A company called CoreLogic Solutions, LLC owns U.S. Patent No. 5,361,201, relating to a process for appraising real estate property. The ‘201 patent was filed on Oct. 19, 1992 and issued on Nov. 1, 1994. Absent some kind of patent term extension, the ‘201 patent will expire soon. The ‘201 patent is the subject of both a litigation and a covered business-method (CBM) patent review with an accused infringer/petitioner Interthinx, Inc. The litigation is CoreLogic Information Solutions, Inc. v. Fiserv, Inc., et al., Civil Action No. 2:10-CV-132-RSP (E.D. Texas). The CBM patent review is CBM2012-00007. Claim 1 of the ‘201 patent is as follows:
1. A computer-implemented process for appraising a real estate property, comprising the steps of:
collecting training data;
developing a predictive model from the training data;
storing the predictive model;
obtaining individual property data for the real estate property;
generating a signal indicative of an appraised value for the real estate property responsive to application of the obtained individual property data to the stored predictive model;
developing an error model from the training data;
storing the error model; and
generating a signal indicative of an error range for the appraised value responsive to application of the individual property data to the stored error model.
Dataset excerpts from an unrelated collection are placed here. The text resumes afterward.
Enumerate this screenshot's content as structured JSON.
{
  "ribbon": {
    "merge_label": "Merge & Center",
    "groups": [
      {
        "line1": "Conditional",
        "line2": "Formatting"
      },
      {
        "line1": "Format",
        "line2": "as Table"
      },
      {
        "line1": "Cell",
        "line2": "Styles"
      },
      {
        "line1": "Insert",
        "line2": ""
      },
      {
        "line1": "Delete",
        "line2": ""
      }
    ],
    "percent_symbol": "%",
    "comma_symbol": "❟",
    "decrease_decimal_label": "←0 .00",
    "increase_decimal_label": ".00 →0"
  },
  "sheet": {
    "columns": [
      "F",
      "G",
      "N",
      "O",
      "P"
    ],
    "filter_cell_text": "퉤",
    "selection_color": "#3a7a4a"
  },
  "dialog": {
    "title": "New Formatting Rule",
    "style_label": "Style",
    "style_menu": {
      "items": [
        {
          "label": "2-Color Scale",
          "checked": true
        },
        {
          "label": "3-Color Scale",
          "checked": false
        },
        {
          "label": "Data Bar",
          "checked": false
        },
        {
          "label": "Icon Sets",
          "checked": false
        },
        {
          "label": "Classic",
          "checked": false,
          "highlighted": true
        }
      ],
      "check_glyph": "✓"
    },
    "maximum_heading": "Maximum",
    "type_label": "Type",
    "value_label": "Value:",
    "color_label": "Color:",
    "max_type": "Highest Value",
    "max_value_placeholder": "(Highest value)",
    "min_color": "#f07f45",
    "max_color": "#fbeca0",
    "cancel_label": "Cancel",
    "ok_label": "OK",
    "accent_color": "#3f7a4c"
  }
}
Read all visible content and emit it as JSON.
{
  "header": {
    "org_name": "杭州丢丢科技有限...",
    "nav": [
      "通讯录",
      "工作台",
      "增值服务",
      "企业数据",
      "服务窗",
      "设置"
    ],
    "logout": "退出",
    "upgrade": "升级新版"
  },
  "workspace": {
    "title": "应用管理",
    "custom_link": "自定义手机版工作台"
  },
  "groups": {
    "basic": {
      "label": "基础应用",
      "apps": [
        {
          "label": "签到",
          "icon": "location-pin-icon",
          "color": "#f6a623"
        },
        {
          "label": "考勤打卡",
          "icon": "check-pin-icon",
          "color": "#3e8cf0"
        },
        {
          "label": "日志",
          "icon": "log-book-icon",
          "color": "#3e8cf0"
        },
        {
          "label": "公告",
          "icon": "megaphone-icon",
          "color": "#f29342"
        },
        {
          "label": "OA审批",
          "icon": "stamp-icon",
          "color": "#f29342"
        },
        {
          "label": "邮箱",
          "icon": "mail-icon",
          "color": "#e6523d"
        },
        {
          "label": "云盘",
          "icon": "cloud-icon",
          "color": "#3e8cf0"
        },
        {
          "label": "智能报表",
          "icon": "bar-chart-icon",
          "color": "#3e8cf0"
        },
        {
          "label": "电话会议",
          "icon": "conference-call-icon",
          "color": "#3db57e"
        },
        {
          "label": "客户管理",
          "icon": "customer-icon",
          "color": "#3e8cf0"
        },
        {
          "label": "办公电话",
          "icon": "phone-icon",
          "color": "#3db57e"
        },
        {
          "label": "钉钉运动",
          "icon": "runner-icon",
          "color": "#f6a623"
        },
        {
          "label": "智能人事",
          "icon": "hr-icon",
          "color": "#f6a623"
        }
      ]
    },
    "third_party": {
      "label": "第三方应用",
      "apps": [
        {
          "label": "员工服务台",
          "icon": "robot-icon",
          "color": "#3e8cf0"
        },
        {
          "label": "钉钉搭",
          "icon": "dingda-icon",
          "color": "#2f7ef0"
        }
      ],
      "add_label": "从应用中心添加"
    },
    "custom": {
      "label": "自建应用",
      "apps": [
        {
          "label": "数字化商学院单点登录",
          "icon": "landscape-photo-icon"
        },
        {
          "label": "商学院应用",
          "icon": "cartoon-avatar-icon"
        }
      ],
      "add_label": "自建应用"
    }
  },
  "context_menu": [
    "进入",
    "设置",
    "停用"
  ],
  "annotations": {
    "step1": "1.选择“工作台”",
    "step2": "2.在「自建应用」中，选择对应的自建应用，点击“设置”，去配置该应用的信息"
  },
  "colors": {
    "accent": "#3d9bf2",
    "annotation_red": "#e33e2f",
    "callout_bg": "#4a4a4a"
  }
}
PACER reveals a jury verdict form just entered in the Texas litigation on September 28, 2012, where Interthinx was found to not have infringed claims 1 and 10 of the ‘201 patent, and that Interthinx failed to show claims 1 or 10 invalid. This jury decision comes only 9 days after the CBM petition was filed in the USPTO/PTAB.
What will happen next is anyone’s guess. Interthinx may elect to wait and see if a CBM trial is instituted. It may settle with CoreLogic to avoid appeal. Or it may do a little of both. It may also pursue the CBM in an effort to challenge the patent and extinguish any possible reversal and remand by the Federal Circuit on appeal of the trial court action by CoreLogic.
If the CBM PTAB trial is pursued, it will be interesting to see how the PTAB regards a prior litigation decision, such as the one in this case, given the differences between administrative review and litigation. The differences in interpretive standards and burdens of proof are summarized in the slide below:
We already learned from cases such as In re Baxter International (Fed. Cir. 2012), that the PTO can find a patent unpatentable even after the Federal Circuit affirmed a lower court decision that the patent was not invalid. As stated in Baxter:
“[T]he PTO in reexamination proceedings and the court system in patent infringement actions “take different approaches in determining validity and on the same evidence could quite correctly come to different conclusions.’[citing Swanson, quoting Ethicon]”
But that does not mean that the PTAB trial judges will ignore district court decisions and that courts will ignore PTAB decisions. It remains to be seen how much one process defers to the other.